The 2020-21 team faces Ole Miss on Thursday at 7 p.m. in Knoxville.
Jan. 27, 1909
The men’s basketball program also found its origins in the first decade of the 20th century. Three years after the women faced Farragut, the men faced the Texas School for the Deaf in Knoxville, winning 55-16. The game marked only one of two victories in a seven-game season. Both wins came at home.
Seventy years to the day later, the Vols lost a heartbreaker at home in Stokely Athletics Center. Ole Miss narrowly beat Tennessee, 65-64, during a three-game losing streak for the eventual conference tournament champions. The loss stood sandwiched between close battles with No. 9 LSU. The Tigers won 77-75 in Baton Rouge on Jan. 24, 1979, before beating the Vols again in Knoxville, 84-78. However, Tennessee would win seven of its next eight games heading into the SEC Tournament. The Vols beat the bluebloods from the Bluegrass State in overtime, 75-69, to win the conference tournament title. They had previously beat Kentucky during the regular season, 101-84, that February.
Tennessee last played on Jan. 27 in 2018. Traveling to Ames, Iowa, for the Big 12/SEC Challenge, the Vols took down Iowa State, 68-45. The game marked head coach Rick Barnes’ 650th career victory as a head coach and Tennessee’s fifth road win of the season. The No. 22 Volunteers combined for 12 3-point shots in the game. Lamonte Turner accounted for six of those threes and 20 total points. Tennessee finished that season 26-9 (13-5 SEC).

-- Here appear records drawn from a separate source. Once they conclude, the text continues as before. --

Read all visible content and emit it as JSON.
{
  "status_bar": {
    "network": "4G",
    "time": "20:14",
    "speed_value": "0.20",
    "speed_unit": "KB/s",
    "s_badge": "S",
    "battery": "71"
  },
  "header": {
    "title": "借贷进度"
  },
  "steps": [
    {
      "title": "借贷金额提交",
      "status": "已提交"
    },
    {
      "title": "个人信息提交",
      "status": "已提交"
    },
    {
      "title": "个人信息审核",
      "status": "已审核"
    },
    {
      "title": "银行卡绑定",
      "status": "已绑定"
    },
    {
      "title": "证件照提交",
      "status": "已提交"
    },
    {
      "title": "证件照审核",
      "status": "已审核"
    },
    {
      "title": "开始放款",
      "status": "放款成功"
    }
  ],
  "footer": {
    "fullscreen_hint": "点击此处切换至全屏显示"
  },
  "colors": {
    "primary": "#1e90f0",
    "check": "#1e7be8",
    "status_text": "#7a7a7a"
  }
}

The 2020-21 team will try to get back on track after two consecutive losses tomorrow night against Mississippi State in Knoxville. Tipoff is set for 7 p.m.
Jan. 27, 2018
In more recent UT history, track standout Zach Long broke a 28-year-old school record in the men’s 3,000 meters at the Bob Pollock Invitational in Clemson, South Carolina. In 1990, Glenn Morgan had set the previous record of 8:00.42. Long took the lead with two laps to go to break the eight-minute mark and set a new school record with a time of 7:59.15.
With two individual wins on the day and team bests on the season, Director of Track and Field/Cross Country Beth Alford-Sullivan left Clemson pleased with her teams’ performances.
“Overall, we finished very well. We’re asking a lot from the team,” she said. “We turned around and got a school record in the 3,000 meters with Zach Long. I think he will have another shot to break his own school record now. That was a 28-year-old school record, and he just ran a tremendous race for that. The team came together in the end.”
Both the men’s and women’s teams worked together for season-best times in the 4×400 relays. The women won their race with a time of 3:37.17. The men earned a time of 3:07.08, good for fourth-best in school history.
Meanwhile, then junior Stamatia Scarvelis won both the shot put and the weight throw. Her weight throw victory came on a 21.33-meter toss. The next season, she earned a conference title as SEC Indoor Champion in the weight throw.
The 2021 teams picked up five first-place finishes this past weekend in Blacksburg, Virginia, at the Virginia Tech Hokie Invitational, winning men’s shot put, women’s 400-meter, men’s 400-meter, men’s 5,000-meter and women’s 4×400-meter relays. Tennessee will travel to Clemson for this year’s Bob Pollack Invitational on Friday.